Gonçalves A C, Cortesão E, Oliveiros B, Alves V, Espadana A I, Rito L, Magalhães E, Lobão M J, Pereira A, Nascimento Costa J M, Mota-Vieira L, Sarmento-Ribeiro A B
Laboratory of Oncobiology and Hematology, FMUC - Faculty of Medicine, University of Coimbra , Coimbra , Portugal.
Free Radic Res. 2015;49(9):1081-94. doi: 10.3109/10715762.2015.1035268. Epub 2015 May 25.
The imbalance between reactive oxygen species (ROS) production and their elimination by antioxidants leads to oxidative stress.

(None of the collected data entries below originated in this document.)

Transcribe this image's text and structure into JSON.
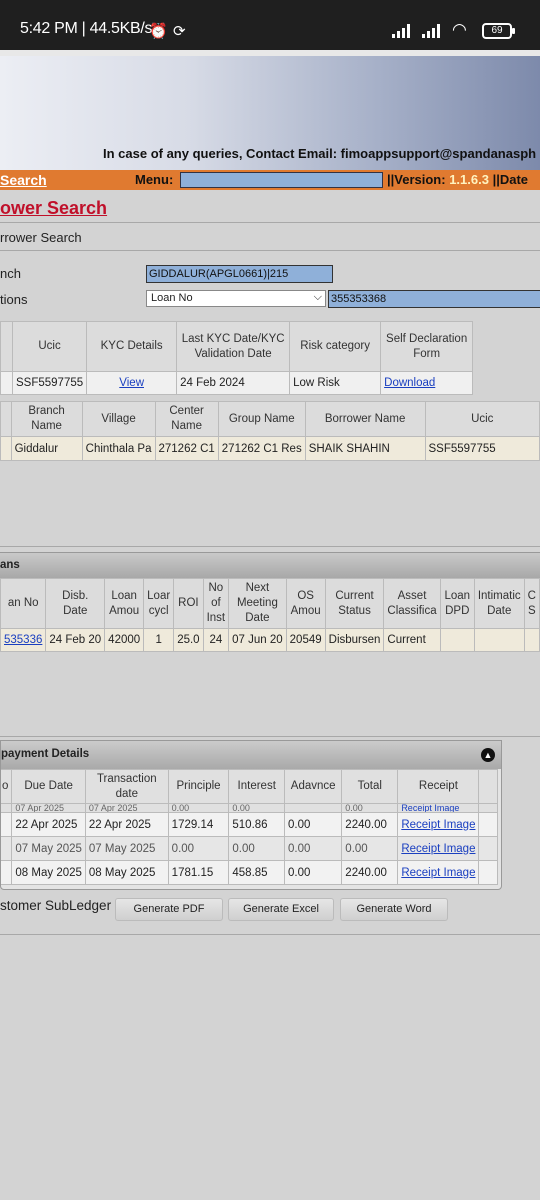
{
  "status_bar": {
    "time": "5:42 PM | 44.5KB/s",
    "battery": "69",
    "icons": [
      "alarm-icon",
      "sync-icon",
      "signal-icon",
      "signal-icon",
      "wifi-icon",
      "battery-icon"
    ]
  },
  "header": {
    "query_text": "In case of any queries, Contact Email: fimoappsupport@spandanasph",
    "search_link": "Search",
    "menu_label": "Menu:",
    "version_prefix": "||Version: ",
    "version_value": "1.1.6.3",
    "date_label": " ||Date"
  },
  "page": {
    "title": "ower Search",
    "subtitle": "rrower Search"
  },
  "form": {
    "branch_label": "nch",
    "branch_value": "GIDDALUR(APGL0661)|215",
    "options_label": "tions",
    "select_value": "Loan No",
    "search_value": "355353368"
  },
  "kyc_table": {
    "headers": [
      "",
      "Ucic",
      "KYC Details",
      "Last KYC Date/KYC Validation Date",
      "Risk category",
      "Self Declaration Form"
    ],
    "row": [
      "",
      "SSF5597755",
      "View",
      "24 Feb 2024",
      "Low Risk",
      "Download"
    ]
  },
  "customer_table": {
    "headers": [
      "",
      "Branch Name",
      "Village",
      "Center Name",
      "Group Name",
      "Borrower Name",
      "Ucic"
    ],
    "row": [
      "",
      "Giddalur",
      "Chinthala Pa",
      "271262 C1",
      "271262 C1 Res",
      "SHAIK SHAHIN",
      "SSF5597755"
    ]
  },
  "loans_section": {
    "title": "ans",
    "headers": [
      "an No",
      "Disb. Date",
      "Loan Amou",
      "Loar cycl",
      "ROI",
      "No of Inst",
      "Next Meeting Date",
      "OS Amou",
      "Current Status",
      "Asset Classifica",
      "Loan DPD",
      "Intimatic Date",
      "C S"
    ],
    "row": [
      "535336",
      "24 Feb 20",
      "42000",
      "1",
      "25.0",
      "24",
      "07 Jun 20",
      "20549",
      "Disbursen",
      "Current",
      "",
      "",
      ""
    ]
  },
  "repayment": {
    "title": "payment Details",
    "headers": [
      "o",
      "Due Date",
      "Transaction date",
      "Principle",
      "Interest",
      "Adavnce",
      "Total",
      "Receipt"
    ],
    "partial_row": [
      "",
      "07 Apr 2025",
      "07 Apr 2025",
      "0.00",
      "0.00",
      "",
      "0.00",
      "Receipt Image"
    ],
    "rows": [
      [
        "",
        "22 Apr 2025",
        "22 Apr 2025",
        "1729.14",
        "510.86",
        "0.00",
        "2240.00",
        "Receipt Image"
      ],
      [
        "",
        "07 May 2025",
        "07 May 2025",
        "0.00",
        "0.00",
        "0.00",
        "0.00",
        "Receipt Image"
      ],
      [
        "",
        "08 May 2025",
        "08 May 2025",
        "1781.15",
        "458.85",
        "0.00",
        "2240.00",
        "Receipt Image"
      ]
    ]
  },
  "ledger": {
    "label": "stomer SubLedger",
    "buttons": [
      "Generate PDF",
      "Generate Excel",
      "Generate Word"
    ]
  }
}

Depending on their concentration, ROS can trigger apoptosis or stimulate cell proliferation. We hypothesized that oxidative stress and mitochondrial dysfunction may participate not only in apoptosis detected in some myelodysplastic syndrome (MDS) patients, but also in increasing proliferation in other patients. We investigated the involvement of oxidative stress and mitochondrial dysfunction in MDS pathogenesis, as well as assessed their diagnostic and prognostic values. Intracellular peroxides, superoxide, superoxide/peroxides ratio, reduced glutathione (GSH), and mitochondrial membrane potential (Δψ(mit)) levels were analyzed in bone marrow cells from 27 MDS patients and 12 controls, by flow cytometry. We observed that all bone marrow cell types from MDS patients had increased intracellular peroxide levels and decreased GSH content, compared with control cells. Moreover, oxidative stress levels were MDS subtype- and risk group-dependent. Low-risk patients had the highest ROS levels, which can be related with their high apoptosis; and intermediate-2-risk patients had high Δψ(mit) that may be associated with their proliferative potential. GSH levels were negatively correlated with transfusion dependency, and peroxide levels were positively correlated with serum ferritin level. GSH content proved to be an accurate parameter to discriminate patients from controls. Finally, patients with high ROS or low GSH levels, as well as high superoxide/peroxides ratio had lower overall survival. Our results suggest that oxidative stress and mitochondrial dysfunction are involved in MDS development, and that oxidative stress parameters may constitute novel diagnosis and/or prognosis biomarkers for MDS.
活性氧(ROS)生成与抗氧化剂对其清除之间的失衡会导致氧化应激。根据其浓度,ROS可引发细胞凋亡或刺激细胞增殖。我们推测氧化应激和线粒体功能障碍不仅可能参与某些骨髓增生异常综合征(MDS)患者中检测到的细胞凋亡,还可能参与其他患者的增殖增加。我们研究了氧化应激和线粒体功能障碍在MDS发病机制中的作用,并评估了它们的诊断和预后价值。通过流式细胞术分析了27例MDS患者和12例对照的骨髓细胞中的细胞内过氧化物、超氧化物、超氧化物/过氧化物比值、还原型谷胱甘肽(GSH)和线粒体膜电位(Δψ(mit))水平。我们观察到,与对照细胞相比,MDS患者的所有骨髓细胞类型的细胞内过氧化物水平均升高,GSH含量降低。此外,氧化应激水平取决于MDS亚型和风险组。低风险患者的ROS水平最高,这可能与其高凋亡率有关;中-2风险患者的Δψ(mit)较高,这可能与其增殖潜力有关。GSH水平与输血依赖性呈负相关,过氧化物水平与血清铁蛋白水平呈正相关。GSH含量被证明是区分患者与对照的准确参数。最后,ROS水平高或GSH水平低以及超氧化物/过氧化物比值高的患者总生存率较低。我们的结果表明,氧化应激和线粒体功能障碍参与了MDS的发展,并且氧化应激参数可能构成MDS的新型诊断和/或预后生物标志物。